Com o passar dos anos, este café foi criando laços com os clientes mais antigos, mas continuou a receber as novas gerações de médicos, arquitetos e economistas que ali se formaram e assentaram: “De manhã costumamos receber as pessoas que trabalham na Baixa ou as pessoas que vêm às compras. Temos também muitos reformados a frequentar o café.
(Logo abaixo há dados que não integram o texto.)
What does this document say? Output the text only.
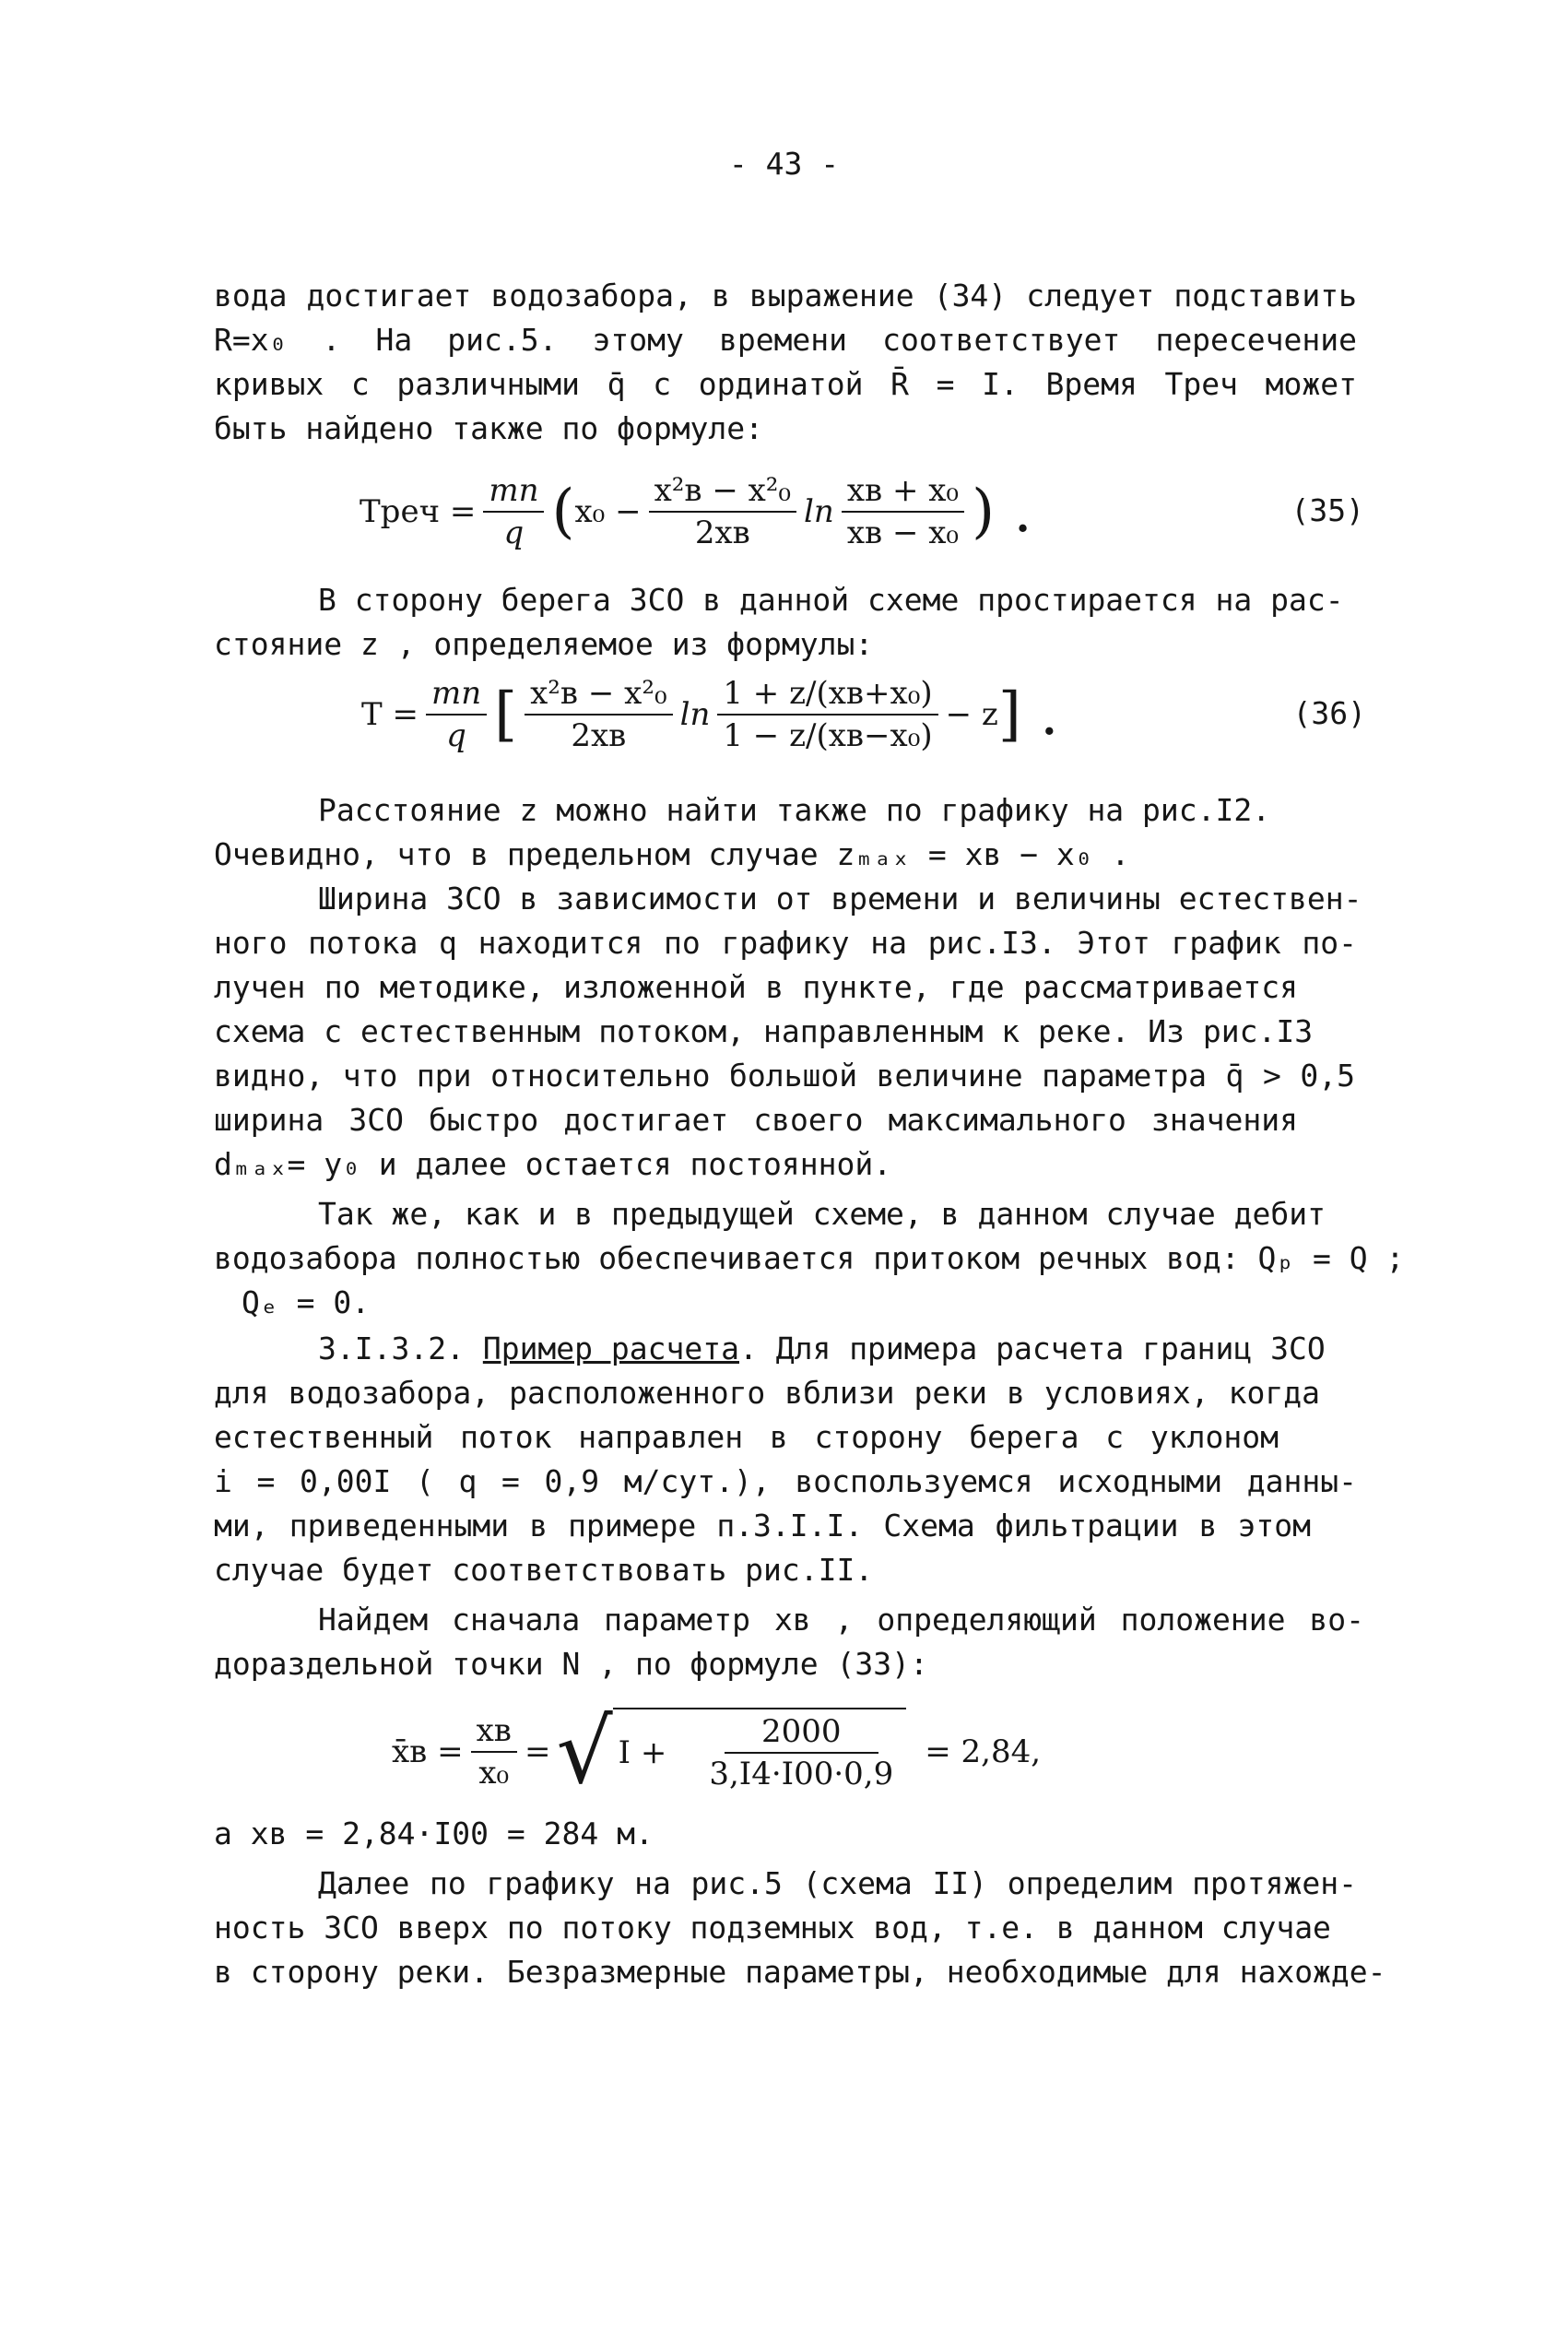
- 43 -
вода достигает водозабора, в выражение (34) следует подставить
R=x₀ . На рис.5. этому времени соответствует пересечение
кривых с различными q̄ с ординатой R̄ = I. Время Tреч может
быть найдено также по формуле:
Tреч = $\frac{mn}{q}$ ( $x_0 - \frac{\text{x²в − x²₀}}{2xв}$ $\ln \frac{\text{xв + x₀}}{\text{xв − x₀}}$ ) .	(35)
В сторону берега ЗСО в данной схеме простирается на рас-
стояние z , определяемое из формулы:
$T = \frac{mn}{q}$ [ $\frac{\text{x²в − x²₀}}{2xв}$ $\ln \frac{\text{1 + z/(xв+x₀)}}{\text{1 − z/(xв−x₀)}} - z$ ] .	(36)
Расстояние z можно найти также по графику на рис.I2.
Очевидно, что в предельном случае zₘₐₓ = xв − x₀ .
Ширина ЗСО в зависимости от времени и величины естествен-
ного потока q находится по графику на рис.I3. Этот график по-
лучен по методике, изложенной в пункте, где рассматривается
схема с естественным потоком, направленным к реке. Из рис.I3
видно, что при относительно большой величине параметра q̄ > 0,5
ширина ЗСО быстро достигает своего максимального значения
dₘₐₓ= y₀ и далее остается постоянной.
Так же, как и в предыдущей схеме, в данном случае дебит
водозабора полностью обеспечивается притоком речных вод: Qₚ = Q ;
Qₑ = 0.
3.I.3.2. Пример расчета. Для примера расчета границ ЗСО
для водозабора, расположенного вблизи реки в условиях, когда
естественный поток направлен в сторону берега с уклоном
i = 0,00I ( q = 0,9 м/сут.), воспользуемся исходными данны-
ми, приведенными в примере п.3.I.I. Схема фильтрации в этом
случае будет соответствовать рис.II.
Найдем сначала параметр xв , определяющий положение во-
дораздельной точки N , по формуле (33):
x̄в = $\frac{xв}{\text{x₀}}$ = √ $I + \frac{2000}{3,I4\cdot I00\cdot 0,9} = 2,84$,
а xв = 2,84·I00 = 284 м.
Далее по графику на рис.5 (схема II) определим протяжен-
ность ЗСО вверх по потоку подземных вод, т.е. в данном случае
в сторону реки. Безразмерные параметры, необходимые для нахожде-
A média de idades baixa quando temos atividades da Associação de Estudantes ou de núcleos das faculdades ou institutos”, diz ao i o sócio do espaço.

“Um estabelecimento comercial com quase 93 anos de atividade comercial ininterrupta teve os seus altos e baixos, como é natural”, confessa ao i Vítor Marques, um dos proprietários do estabelecimento. No entanto, o Café Santa Cruz continua a ter o lugar de destaque que sempre almejou, desde os anos 20 do século passado. “Vamos recebendo as mais diversas iniciativas: tertúlias, apresentações de livros ou de músicos, fado de Coimbra, conferências de imprensa e atos de divulgação das mais diversas entidades IPSS”, o que continua a trazer muitos miúdos e graúdos a este estabelecimento.

De igreja a armazém, de armazém a habitação, de habitação a café. Desde o século xvi que aquele edifício deu vida à Baixa de Coimbra. Coube ao Café Santa Cruz continuar a iluminar a cidade – uma tarefa que tanto prazer dá a quem ali trabalha e que, por vontade de todos os que por lá passam, irá continuar a ser executada durante muitos mais anos.